Skip to content

Washington, D.C. – This week, U.S. Senator Bob Casey (D-PA) and U.S. Congressman Tony Cárdenas (D-CA-29) introduced the Prohibiting Detention of Youth Status Offenders Act to keep more children out of detention facilities when they commit minor offenses. Every year, thousands of kids are incarcerated for “status offenses”—acts would not even be considered crimes if they were committed by an adult—like truancy, breaking curfew, or running away from home. This incarceration is allowed through the use of the “valid court order” (VCO) exception. The Prohibiting Detention of Youth Status Offenders Act would phase out and then prohibit the use of the VCO exception to prevent states from detaining youth for status offenses in favor of responses that better support youth.

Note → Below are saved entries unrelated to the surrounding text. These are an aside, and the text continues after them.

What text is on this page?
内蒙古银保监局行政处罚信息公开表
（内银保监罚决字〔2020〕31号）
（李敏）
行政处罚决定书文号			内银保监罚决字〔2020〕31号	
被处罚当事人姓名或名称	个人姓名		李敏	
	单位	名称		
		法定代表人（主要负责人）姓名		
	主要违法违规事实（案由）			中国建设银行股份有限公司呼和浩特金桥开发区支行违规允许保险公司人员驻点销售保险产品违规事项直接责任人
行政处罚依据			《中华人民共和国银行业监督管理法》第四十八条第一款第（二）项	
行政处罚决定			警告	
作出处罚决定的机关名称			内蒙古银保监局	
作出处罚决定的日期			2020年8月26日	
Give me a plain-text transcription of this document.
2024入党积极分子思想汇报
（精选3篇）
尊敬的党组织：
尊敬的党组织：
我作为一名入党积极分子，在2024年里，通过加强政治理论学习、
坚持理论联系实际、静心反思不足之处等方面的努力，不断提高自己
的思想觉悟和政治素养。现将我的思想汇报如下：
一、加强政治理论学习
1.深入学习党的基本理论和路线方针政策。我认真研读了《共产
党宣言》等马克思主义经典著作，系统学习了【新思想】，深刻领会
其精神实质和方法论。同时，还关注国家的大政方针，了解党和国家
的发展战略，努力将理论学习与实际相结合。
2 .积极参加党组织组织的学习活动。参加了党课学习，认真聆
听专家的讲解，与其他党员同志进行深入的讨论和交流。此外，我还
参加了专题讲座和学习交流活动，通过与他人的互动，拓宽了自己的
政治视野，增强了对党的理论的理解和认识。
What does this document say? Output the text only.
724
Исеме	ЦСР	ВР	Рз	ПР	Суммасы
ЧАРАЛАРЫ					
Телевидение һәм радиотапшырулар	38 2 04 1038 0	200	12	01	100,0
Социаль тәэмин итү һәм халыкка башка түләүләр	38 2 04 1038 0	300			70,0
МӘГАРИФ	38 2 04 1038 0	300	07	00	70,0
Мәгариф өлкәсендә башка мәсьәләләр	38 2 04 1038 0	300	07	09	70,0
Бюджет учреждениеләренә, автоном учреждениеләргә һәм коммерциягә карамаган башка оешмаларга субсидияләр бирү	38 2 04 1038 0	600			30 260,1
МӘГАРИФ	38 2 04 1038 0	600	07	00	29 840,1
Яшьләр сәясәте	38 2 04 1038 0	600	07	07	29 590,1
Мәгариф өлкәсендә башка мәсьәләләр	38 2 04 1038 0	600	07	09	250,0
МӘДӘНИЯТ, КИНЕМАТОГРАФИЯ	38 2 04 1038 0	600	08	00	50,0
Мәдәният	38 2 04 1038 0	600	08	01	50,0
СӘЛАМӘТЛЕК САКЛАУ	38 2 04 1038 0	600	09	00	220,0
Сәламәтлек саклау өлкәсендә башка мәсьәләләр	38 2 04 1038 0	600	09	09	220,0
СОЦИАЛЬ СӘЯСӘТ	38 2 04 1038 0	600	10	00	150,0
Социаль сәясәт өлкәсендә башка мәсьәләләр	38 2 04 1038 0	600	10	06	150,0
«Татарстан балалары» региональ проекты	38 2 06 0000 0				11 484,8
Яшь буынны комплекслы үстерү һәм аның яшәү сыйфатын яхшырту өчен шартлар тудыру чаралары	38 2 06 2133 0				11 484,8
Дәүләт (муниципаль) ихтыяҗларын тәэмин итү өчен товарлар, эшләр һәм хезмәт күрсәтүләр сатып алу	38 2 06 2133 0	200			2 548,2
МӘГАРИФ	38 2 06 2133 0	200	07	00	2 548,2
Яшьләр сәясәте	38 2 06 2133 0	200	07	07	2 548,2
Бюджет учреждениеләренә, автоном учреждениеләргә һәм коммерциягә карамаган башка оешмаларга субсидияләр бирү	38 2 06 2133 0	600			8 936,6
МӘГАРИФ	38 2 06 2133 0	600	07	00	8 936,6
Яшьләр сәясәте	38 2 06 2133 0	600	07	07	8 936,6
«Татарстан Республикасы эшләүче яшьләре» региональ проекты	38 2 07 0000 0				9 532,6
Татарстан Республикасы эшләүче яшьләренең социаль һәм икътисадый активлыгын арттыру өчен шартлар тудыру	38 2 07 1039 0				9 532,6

“Far too many children are locked up every year for minor offenses like skipping school and running away from home. Putting our kids behind bars for these actions does nothing but introduce them to the very thing we want to steer them away from: the criminal justice system,” said Senator Casey. “With this legislation, we can change the trajectories of young lives, create safer communities, and better support young people going through a difficult time.”

“Growing up in Pacoima, I’ve seen firsthand how overincarceration and unnecessary confinement have wrecked the lives of young people” said Congressman Cárdenas. “That's why I am proud to partner with Senator Casey to introduce the Prohibiting Detention of Youth Status Offenders Act, which would prohibit states from detaining young people for acts that, if they were an adult, would not be considered crimes. These cases disproportionately impact our nation's youth of color, who deserve equal opportunity to thrive. We must always strive to better support our youth by uplifting them – and not treat them like criminals.”

 In 1980, the Juvenile Justice and Delinquency Act was amended to allow judges to issue detention orders in status offense cases if the offense violated a valid court order from the judge. Since this amendment, the VCO exception has been used to institutionalize thousands of children each year. This exception has had a disproportionate impact on young people of color, who comprise a higher rate of petitioned status offenses case relative to their population size. Senator Casey and Congressman Cárdenas have been long-time champions of closing the VCO loophole, and were able to secure provisions in the 2018 juvenile justice reauthorization that, among other things, limited the time that a status offender could be held in a secure facility to only seven days. The Prohibiting Detention of Youth Status Offenders Act would finally close this loophole for good and work to reverse the impact this exception has inflicted. Further, this bill would help root out some of the conditions that led to the “Kids for Cash” scandal in Pennsylvania.

In addition to being co-sponsored by Senator Casey and Congressman Cárdenas, the bill is endorsed by Act4JJ, Association for Children’s Residential & Community Services (ACRC), Coalition for Juvenile Justice, and Juvenile Law Center.